Top 50 Cryptocurrency Prices, Coin Market Cap, Price Charts And Historical Data | Crypto.comCoins: 20,459Market Cap: $2,674.04 B USD24H Change: -1.99%24H


# Visualizing Named Entities in a Sentence

In [72]:
# Rendering the visualization of named entities in a sentence
displacy.render(nlp(str(sentences[0])), jupyter=True, style='ent')

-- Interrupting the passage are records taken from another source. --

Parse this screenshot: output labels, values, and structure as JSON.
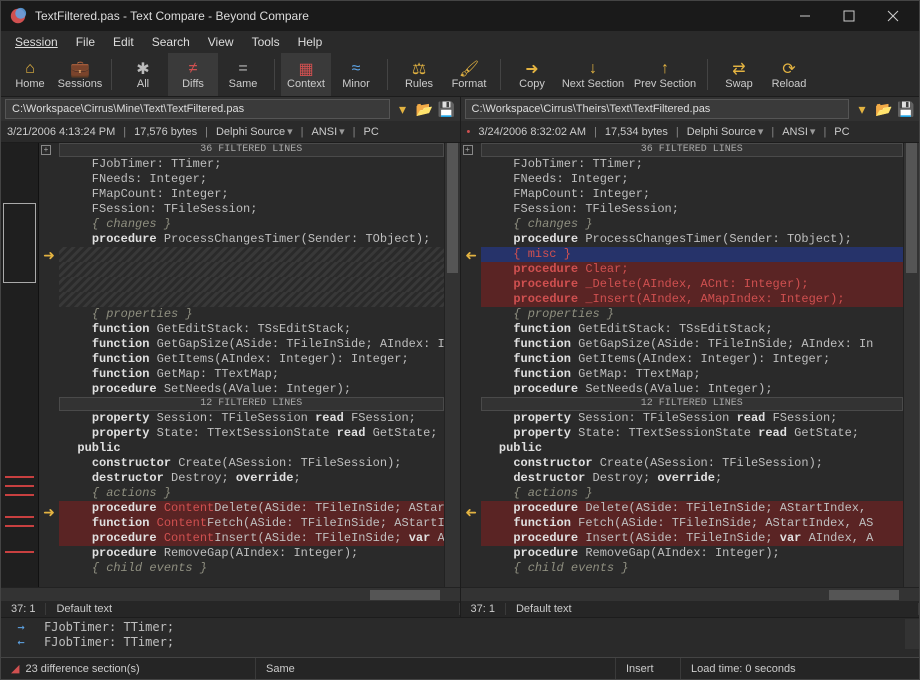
{
  "title": "TextFiltered.pas - Text Compare - Beyond Compare",
  "menu": [
    "Session",
    "File",
    "Edit",
    "Search",
    "View",
    "Tools",
    "Help"
  ],
  "toolbar": {
    "home": "Home",
    "sessions": "Sessions",
    "all": "All",
    "diffs": "Diffs",
    "same": "Same",
    "context": "Context",
    "minor": "Minor",
    "rules": "Rules",
    "format": "Format",
    "copy": "Copy",
    "next": "Next Section",
    "prev": "Prev Section",
    "swap": "Swap",
    "reload": "Reload"
  },
  "left": {
    "path": "C:\\Workspace\\Cirrus\\Mine\\Text\\TextFiltered.pas",
    "date": "3/21/2006 4:13:24 PM",
    "bytes": "17,576 bytes",
    "syntax": "Delphi Source",
    "enc": "ANSI",
    "os": "PC",
    "filt1": "36 FILTERED LINES",
    "filt2": "12 FILTERED LINES",
    "caret": "37: 1",
    "textstyle": "Default text",
    "code1": [
      "    FJobTimer: TTimer;",
      "    FNeeds: Integer;",
      "    FMapCount: Integer;",
      "    FSession: TFileSession;",
      "    { changes }",
      "    procedure ProcessChangesTimer(Sender: TObject);",
      "",
      "",
      "",
      "",
      "    { properties }",
      "    function GetEditStack: TSsEditStack;",
      "    function GetGapSize(ASide: TFileInSide; AIndex: Int",
      "    function GetItems(AIndex: Integer): Integer;",
      "    function GetMap: TTextMap;",
      "    procedure SetNeeds(AValue: Integer);"
    ],
    "code2": [
      "    property Session: TFileSession read FSession;",
      "    property State: TTextSessionState read GetState;",
      "  public",
      "    constructor Create(ASession: TFileSession);",
      "    destructor Destroy; override;",
      "    { actions }",
      "    procedure ContentDelete(ASide: TFileInSide; AStartIn",
      "    function ContentFetch(ASide: TFileInSide; AStartIn",
      "    procedure ContentInsert(ASide: TFileInSide; var AI",
      "    procedure RemoveGap(AIndex: Integer);",
      "    { child events }"
    ]
  },
  "right": {
    "path": "C:\\Workspace\\Cirrus\\Theirs\\Text\\TextFiltered.pas",
    "date": "3/24/2006 8:32:02 AM",
    "bytes": "17,534 bytes",
    "syntax": "Delphi Source",
    "enc": "ANSI",
    "os": "PC",
    "filt1": "36 FILTERED LINES",
    "filt2": "12 FILTERED LINES",
    "caret": "37: 1",
    "textstyle": "Default text",
    "code1": [
      "    FJobTimer: TTimer;",
      "    FNeeds: Integer;",
      "    FMapCount: Integer;",
      "    FSession: TFileSession;",
      "    { changes }",
      "    procedure ProcessChangesTimer(Sender: TObject);",
      "    { misc }",
      "    procedure Clear;",
      "    procedure _Delete(AIndex, ACnt: Integer);",
      "    procedure _Insert(AIndex, AMapIndex: Integer);",
      "    { properties }",
      "    function GetEditStack: TSsEditStack;",
      "    function GetGapSize(ASide: TFileInSide; AIndex: In",
      "    function GetItems(AIndex: Integer): Integer;",
      "    function GetMap: TTextMap;",
      "    procedure SetNeeds(AValue: Integer);"
    ],
    "code2": [
      "    property Session: TFileSession read FSession;",
      "    property State: TTextSessionState read GetState;",
      "  public",
      "    constructor Create(ASession: TFileSession);",
      "    destructor Destroy; override;",
      "    { actions }",
      "    procedure Delete(ASide: TFileInSide; AStartIndex, ",
      "    function Fetch(ASide: TFileInSide; AStartIndex, AS",
      "    procedure Insert(ASide: TFileInSide; var AIndex, A",
      "    procedure RemoveGap(AIndex: Integer);",
      "    { child events }"
    ]
  },
  "merge": {
    "rows": [
      "    FJobTimer: TTimer;",
      "    FJobTimer: TTimer;"
    ]
  },
  "status": {
    "diffs": "23 difference section(s)",
    "same": "Same",
    "ins": "Insert",
    "load": "Load time: 0 seconds"
  }
}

# Token Analysis in a Sentence

In [73]:
# Analyzing tokens in a sentence and filtering out stop words and punctuation
[(x.orth_,x.pos_, x.lemma_) for x in [y 
                                      for y
                                      in nlp(str(sentences[0])) 
                                      if not y.is_stop and y.pos_ != 'PUNCT']]

[('50', 'NUM', '50'),
 ('Cryptocurrency', 'PROPN', 'Cryptocurrency'),
 ('Prices', 'NOUN', 'price'),
 ('Coin', 'PROPN', 'Coin'),
 ('Market', 'PROPN', 'Market'),
 ('Cap', 'PROPN', 'Cap'),
 ('Price', 'NOUN', 'price'),
 ('Charts', 'PROPN', 'Charts'),
 ('Historical', 'PROPN', 'Historical'),
 ('Data', 'PROPN', 'Data'),
 ('Crypto.comCoins', 'NOUN', 'crypto.comcoin'),
 ('\xa0', 'SPACE', '\xa0'),
 ('20,459Market', 'PROPN', '20,459Market'),
 ('Cap', 'PROPN', 'Cap'),
 ('\xa0', 'SPACE', '\xa0'),
 ('$', 'SYM', '$'),
 ('2,674.04', 'NUM', '2,674.04'),
 ('B', 'PROPN', 'B'),
 ('USD24H', 'NOUN', 'usd24h'),
 ('Change', 'NOUN', 'change'),
 ('\xa0', 'SPACE', '\xa0'),
 ('-1.99%24H', 'X', '-1.99%24h')]

# Visualizing Dependency Parsing in a Sentence

In [74]:
# Rendering the dependency parsing visualization of a sentence
displacy.render(nlp(str(sentences[0])), style='dep', jupyter = True, options = {'distance': 120})

In [75]:
# The code utilizes spaCy for Named Entity Recognition (NER), processing sample texts and web-scraped data. It identifies entities, visualizes results, and extracts insights. Through tokenization, filtering, and analysis, it showcases spaCy's capability for NER tasks, aiding in information extraction and natural language understanding.